For all that it is late December, the sun is beating down and the streets are hot. I have flown in on a Christmas eve, from a European winter. Flying down the Andes from Bogota I look out on grey-red wrinkled mountains, snow-capped peaks standing above them, crevassed valleys turning to green, and then as we come down towards the coast we are in thick cloud, until we drop below and cruise above the beach, with its jetties and container storage yards, fishing boats floating on swirls of dark blue, and dry brown rocky hillsides rising up above the plain. There is a river channel, with ugly concrete sides and a brown swirling current staining the sea.
The plane flies low over flat roofed buildings of board and block, with narrow lanes between, then wasteland, brown and lifeless, then touches down on a concrete runway as the sun sets below the sea.
A taxi takes me to “El Condorcito”, a decent hotel in tourist Lima, at $100 dollars a night.

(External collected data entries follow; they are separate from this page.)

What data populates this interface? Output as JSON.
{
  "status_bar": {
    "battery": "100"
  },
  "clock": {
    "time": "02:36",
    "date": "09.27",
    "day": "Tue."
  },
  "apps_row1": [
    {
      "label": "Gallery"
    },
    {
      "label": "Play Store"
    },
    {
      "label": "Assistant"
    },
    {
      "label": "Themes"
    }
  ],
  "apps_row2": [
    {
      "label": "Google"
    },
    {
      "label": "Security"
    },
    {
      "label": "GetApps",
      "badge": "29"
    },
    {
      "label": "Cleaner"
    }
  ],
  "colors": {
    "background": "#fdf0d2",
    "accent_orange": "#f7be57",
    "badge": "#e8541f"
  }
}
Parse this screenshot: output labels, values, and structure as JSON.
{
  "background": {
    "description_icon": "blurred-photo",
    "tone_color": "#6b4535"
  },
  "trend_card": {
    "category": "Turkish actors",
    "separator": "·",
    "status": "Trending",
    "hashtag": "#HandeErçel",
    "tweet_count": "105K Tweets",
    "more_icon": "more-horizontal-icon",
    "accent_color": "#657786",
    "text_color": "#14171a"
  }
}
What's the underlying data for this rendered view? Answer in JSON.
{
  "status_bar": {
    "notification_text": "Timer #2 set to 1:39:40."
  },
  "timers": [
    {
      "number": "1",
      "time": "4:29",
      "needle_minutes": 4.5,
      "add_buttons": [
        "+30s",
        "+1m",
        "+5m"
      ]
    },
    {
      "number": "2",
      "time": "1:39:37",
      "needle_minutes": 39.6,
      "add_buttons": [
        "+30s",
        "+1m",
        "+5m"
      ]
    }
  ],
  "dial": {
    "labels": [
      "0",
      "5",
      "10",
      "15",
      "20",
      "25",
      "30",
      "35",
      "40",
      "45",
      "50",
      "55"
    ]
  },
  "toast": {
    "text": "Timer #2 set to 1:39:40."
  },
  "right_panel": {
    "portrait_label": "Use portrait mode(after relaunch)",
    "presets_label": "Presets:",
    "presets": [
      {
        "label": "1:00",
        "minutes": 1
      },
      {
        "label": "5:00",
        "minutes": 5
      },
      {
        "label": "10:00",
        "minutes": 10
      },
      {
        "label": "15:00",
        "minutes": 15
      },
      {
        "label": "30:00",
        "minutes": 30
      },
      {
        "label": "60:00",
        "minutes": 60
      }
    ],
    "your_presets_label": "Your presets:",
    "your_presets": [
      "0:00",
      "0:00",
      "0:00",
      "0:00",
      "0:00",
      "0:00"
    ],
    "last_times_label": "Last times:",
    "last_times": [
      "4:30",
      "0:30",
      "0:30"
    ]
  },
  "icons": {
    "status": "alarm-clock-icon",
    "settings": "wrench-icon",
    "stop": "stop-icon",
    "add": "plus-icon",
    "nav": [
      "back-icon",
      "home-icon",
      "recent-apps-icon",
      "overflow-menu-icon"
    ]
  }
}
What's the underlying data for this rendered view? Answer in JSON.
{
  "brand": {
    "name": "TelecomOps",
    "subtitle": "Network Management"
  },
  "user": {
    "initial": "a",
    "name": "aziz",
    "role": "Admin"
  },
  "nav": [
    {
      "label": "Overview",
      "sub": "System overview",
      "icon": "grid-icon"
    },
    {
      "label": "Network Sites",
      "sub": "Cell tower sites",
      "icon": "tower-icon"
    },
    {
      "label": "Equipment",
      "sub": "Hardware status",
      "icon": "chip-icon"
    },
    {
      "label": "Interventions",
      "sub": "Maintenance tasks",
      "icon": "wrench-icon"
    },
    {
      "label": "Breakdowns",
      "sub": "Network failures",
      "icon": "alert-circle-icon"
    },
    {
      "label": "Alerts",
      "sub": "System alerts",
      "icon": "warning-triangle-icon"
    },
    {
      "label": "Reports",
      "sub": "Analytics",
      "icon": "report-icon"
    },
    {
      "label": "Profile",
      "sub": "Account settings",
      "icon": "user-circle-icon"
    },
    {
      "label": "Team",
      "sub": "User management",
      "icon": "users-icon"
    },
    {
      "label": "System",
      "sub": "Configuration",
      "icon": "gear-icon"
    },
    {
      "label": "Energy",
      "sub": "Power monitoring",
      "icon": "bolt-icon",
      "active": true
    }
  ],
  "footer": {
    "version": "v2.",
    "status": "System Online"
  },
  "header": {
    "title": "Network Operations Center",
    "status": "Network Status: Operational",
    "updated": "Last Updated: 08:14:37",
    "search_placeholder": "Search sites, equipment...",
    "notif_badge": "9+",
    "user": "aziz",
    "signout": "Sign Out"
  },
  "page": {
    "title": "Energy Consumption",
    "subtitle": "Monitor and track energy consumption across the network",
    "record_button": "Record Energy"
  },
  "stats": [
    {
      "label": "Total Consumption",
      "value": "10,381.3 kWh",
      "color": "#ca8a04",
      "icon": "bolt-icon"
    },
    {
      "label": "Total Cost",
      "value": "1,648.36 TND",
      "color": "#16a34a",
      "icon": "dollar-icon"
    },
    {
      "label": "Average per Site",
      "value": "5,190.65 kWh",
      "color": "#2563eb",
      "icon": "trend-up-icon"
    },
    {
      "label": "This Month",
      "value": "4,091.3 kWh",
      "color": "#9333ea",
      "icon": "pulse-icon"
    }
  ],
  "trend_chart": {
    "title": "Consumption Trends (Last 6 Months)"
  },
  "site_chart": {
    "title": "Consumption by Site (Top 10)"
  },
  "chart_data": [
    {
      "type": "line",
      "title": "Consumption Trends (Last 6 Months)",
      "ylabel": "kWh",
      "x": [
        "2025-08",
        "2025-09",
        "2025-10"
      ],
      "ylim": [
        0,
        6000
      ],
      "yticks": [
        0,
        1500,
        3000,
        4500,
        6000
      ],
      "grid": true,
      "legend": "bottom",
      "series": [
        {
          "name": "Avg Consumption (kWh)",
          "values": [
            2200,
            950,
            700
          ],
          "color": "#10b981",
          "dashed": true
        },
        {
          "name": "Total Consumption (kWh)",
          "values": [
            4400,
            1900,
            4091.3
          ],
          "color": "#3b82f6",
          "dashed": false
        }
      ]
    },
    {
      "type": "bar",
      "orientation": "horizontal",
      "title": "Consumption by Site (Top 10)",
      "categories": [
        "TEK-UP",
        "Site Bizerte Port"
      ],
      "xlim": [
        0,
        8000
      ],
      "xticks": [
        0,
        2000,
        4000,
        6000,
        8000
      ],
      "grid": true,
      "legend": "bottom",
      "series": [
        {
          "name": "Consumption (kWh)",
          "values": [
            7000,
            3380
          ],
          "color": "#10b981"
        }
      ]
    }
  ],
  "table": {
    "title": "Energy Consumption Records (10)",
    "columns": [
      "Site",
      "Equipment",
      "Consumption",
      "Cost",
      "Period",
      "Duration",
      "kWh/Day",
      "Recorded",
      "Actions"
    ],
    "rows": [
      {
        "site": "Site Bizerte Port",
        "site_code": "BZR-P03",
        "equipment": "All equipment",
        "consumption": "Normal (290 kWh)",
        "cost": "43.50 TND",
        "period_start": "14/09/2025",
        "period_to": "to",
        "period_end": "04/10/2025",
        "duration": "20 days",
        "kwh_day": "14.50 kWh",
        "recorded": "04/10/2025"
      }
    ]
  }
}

I will start a teaching job in a month’s time, on the edge of Lima. I need a place to stay and the basics.
I take a bus out to La Molina – seven kilometres away, an hour on public transport. And I walk around the streets, looking for signs “alquilo” to rent, posted in the windows. I see a garden shed erected in a passageway, three dryboard rooms on a rooftop with a shared bathroom, and a basement room with a hole in the roof for a skylight. I opt for room with the hole in the roof.
Each morning I walk to the roundaboutwhere photos of the victims of terrorism in the 1980s are displayed on pedestals. I catch a bus to the Panaderia. Pa-na-de-ri-a I say to the bus conductor, and they looked at me in confusion and repeat – A-ve-nid-da-del-Sol? Hi-po-li-to-s?

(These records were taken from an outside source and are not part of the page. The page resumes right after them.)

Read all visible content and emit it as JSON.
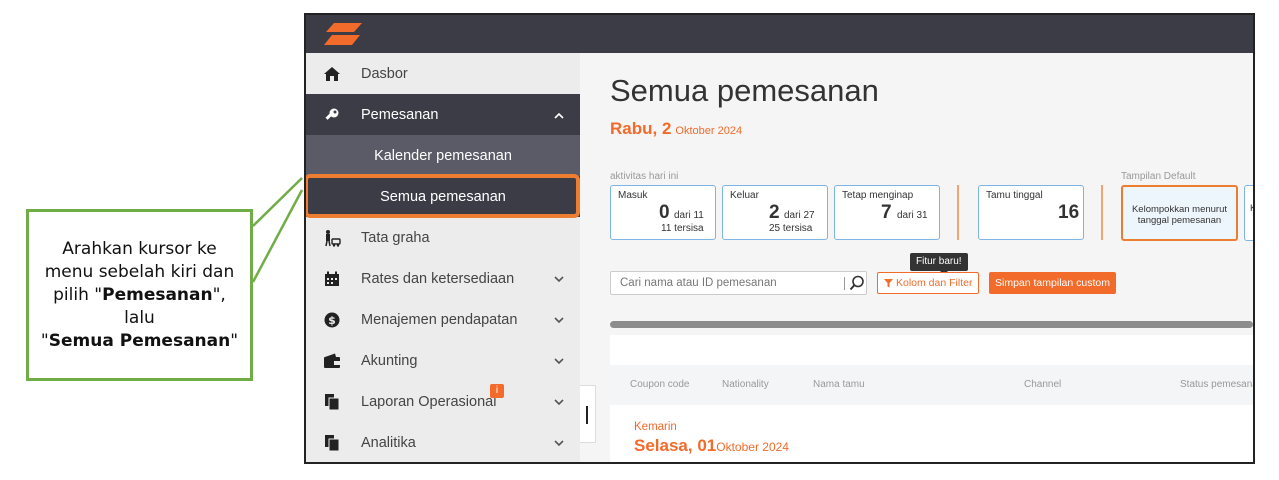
{
  "callout": {
    "line1": "Arahkan kursor ke",
    "line2": "menu sebelah kiri dan",
    "line3_pre": "pilih \"",
    "line3_bold": "Pemesanan",
    "line3_post": "\",",
    "line4": "lalu",
    "line5_pre": "\"",
    "line5_bold": "Semua Pemesanan",
    "line5_post": "\""
  },
  "colors": {
    "accent": "#f26b2a",
    "highlight": "#ed7d31",
    "callout_border": "#70ad47",
    "nav_dark": "#3b3c46"
  },
  "sidebar": {
    "items": [
      {
        "label": "Dasbor",
        "icon": "home-icon"
      },
      {
        "label": "Pemesanan",
        "icon": "key-icon",
        "chevron": "^"
      },
      {
        "label": "Tata graha",
        "icon": "housekeeping-icon"
      },
      {
        "label": "Rates dan ketersediaan",
        "icon": "calendar-icon",
        "chevron": "⌄"
      },
      {
        "label": "Menajemen pendapatan",
        "icon": "dollar-icon",
        "chevron": "⌄"
      },
      {
        "label": "Akunting",
        "icon": "wallet-icon",
        "chevron": "⌄"
      },
      {
        "label": "Laporan Operasional",
        "icon": "report-icon",
        "chevron": "⌄"
      },
      {
        "label": "Analitika",
        "icon": "analytics-icon",
        "chevron": "⌄",
        "badge": "i"
      }
    ],
    "subitems": [
      {
        "label": "Kalender pemesanan"
      },
      {
        "label": "Semua pemesanan"
      }
    ]
  },
  "main": {
    "title": "Semua pemesanan",
    "date_day": "Rabu, 2",
    "date_month": "Oktober 2024",
    "today_label": "aktivitas hari ini",
    "default_view_label": "Tampilan Default",
    "stats": [
      {
        "title": "Masuk",
        "value": "0",
        "of": "dari 11",
        "remaining": "11 tersisa"
      },
      {
        "title": "Keluar",
        "value": "2",
        "of": "dari 27",
        "remaining": "25 tersisa"
      },
      {
        "title": "Tetap menginap",
        "value": "7",
        "of": "dari 31"
      },
      {
        "title": "Tamu tinggal",
        "value": "16"
      }
    ],
    "group_view": {
      "line1": "Kelompokkan menurut",
      "line2": "tanggal pemesanan"
    },
    "group_view2": "K",
    "tooltip": "Fitur baru!",
    "search_placeholder": "Cari nama atau ID pemesanan",
    "filter_button": "Kolom dan Filter",
    "save_button": "Simpan tampilan custom",
    "columns": [
      "Coupon code",
      "Nationality",
      "Nama tamu",
      "Channel",
      "Status pemesanan"
    ],
    "group": {
      "label": "Kemarin",
      "day": "Selasa, 01",
      "month": "Oktober 2024"
    }
  }
}
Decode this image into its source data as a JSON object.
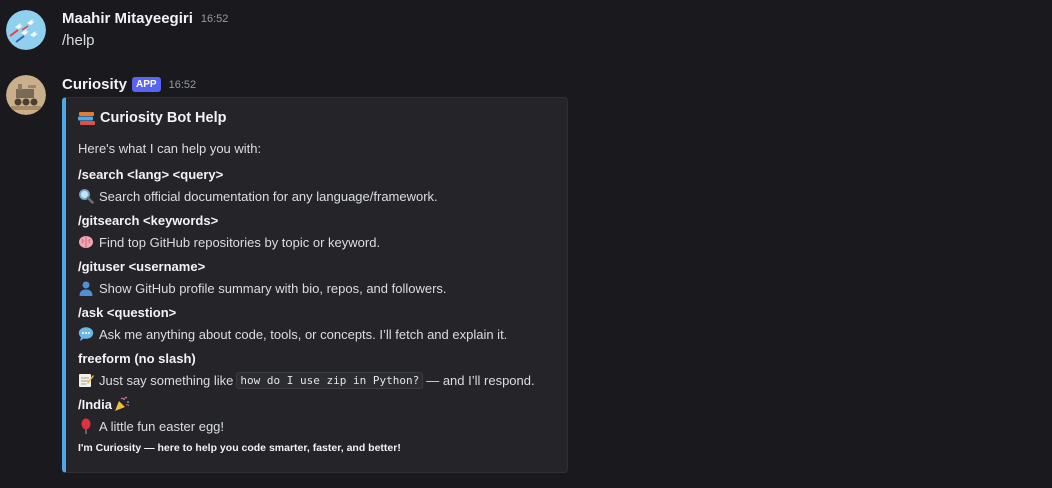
{
  "messages": [
    {
      "username": "Maahir Mitayeegiri",
      "timestamp": "16:52",
      "content": "/help",
      "avatar_icon": "fighter-jets-avatar-icon"
    },
    {
      "username": "Curiosity",
      "badge": "APP",
      "timestamp": "16:52",
      "avatar_icon": "mars-rover-avatar-icon",
      "embed": {
        "accent_color": "#4fa8e8",
        "title": "Curiosity Bot Help",
        "title_icon": "books-icon",
        "intro": "Here's what I can help you with:",
        "commands": [
          {
            "name": "/search <lang> <query>",
            "icon": "magnifier-icon",
            "description": "Search official documentation for any language/framework."
          },
          {
            "name": "/gitsearch <keywords>",
            "icon": "brain-icon",
            "description": "Find top GitHub repositories by topic or keyword."
          },
          {
            "name": "/gituser <username>",
            "icon": "user-silhouette-icon",
            "description": "Show GitHub profile summary with bio, repos, and followers."
          },
          {
            "name": "/ask <question>",
            "icon": "speech-bubble-icon",
            "description": "Ask me anything about code, tools, or concepts. I’ll fetch and explain it."
          },
          {
            "name": "freeform (no slash)",
            "icon": "memo-icon",
            "description_before": "Just say something like",
            "description_code": "how do I use zip in Python?",
            "description_after": "— and I’ll respond."
          },
          {
            "name": "/India",
            "name_icon": "party-popper-icon",
            "icon": "balloon-icon",
            "description": "A little fun easter egg!"
          }
        ],
        "footer": "I'm Curiosity — here to help you code smarter, faster, and better!"
      }
    }
  ]
}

And the man next to me says a-a-r-i-a and they give him his ticket without question.
The house is in an estate closed off with high iron railings. I can enter through doorways in the fencing, but there is only one access for cars, with a security guard who checks for identification. On the southern side is the main highway, a dual carriageway, with the two sides of the road separated by a broad green linear park, thirty metres wide, running through the neighbourhood. To the north an equally broad road, but more peaceful. It passes a football stadium and a reconstructed Inca building of moulded clay before reaching to a dead end facing a hillside. After several weeks I see that a stream runs down the centre of the green park. Every Wednesday. There are birds.

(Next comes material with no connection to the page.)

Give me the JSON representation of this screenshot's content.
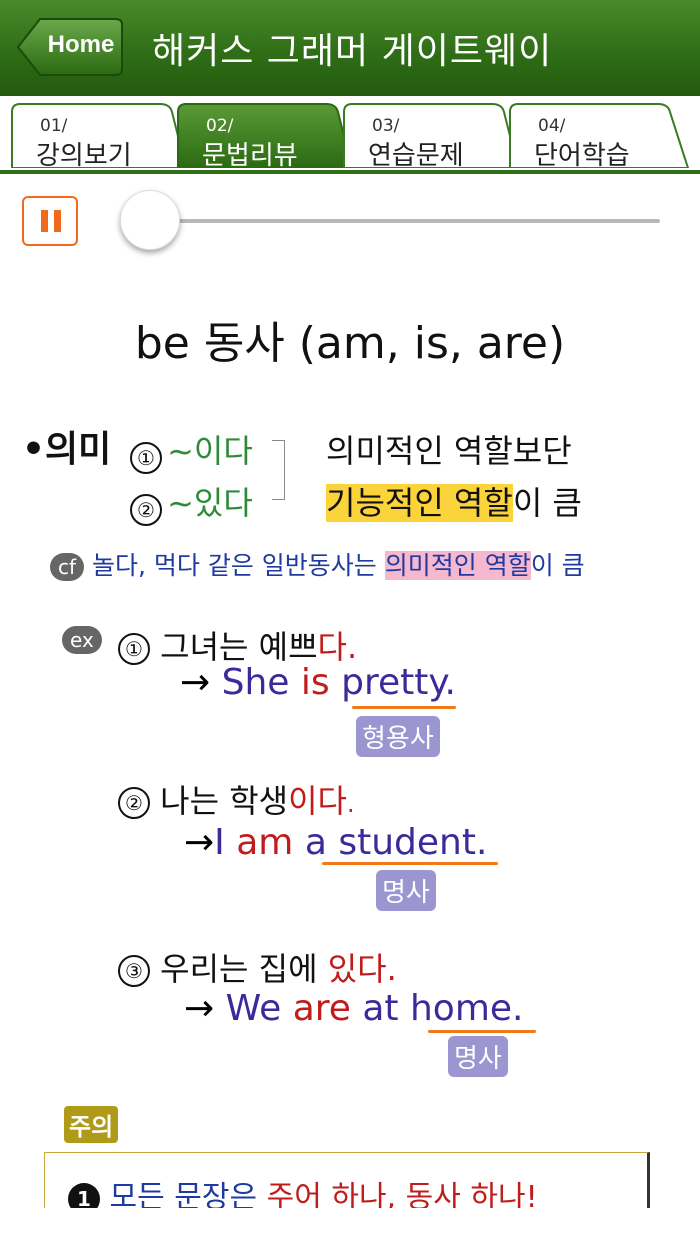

The school is at the upper end of a residential estate, surrounded by fencing and security guards. The people entering the estate with me in the morning are teachers, gardeners, cleaners, maids. We each show our identification. The students arrive by private car – usually large, high wheelbase, black SUVs with darkened windows.
My challenge as I explore the city is to decode and interpret what I see. And so I start to write.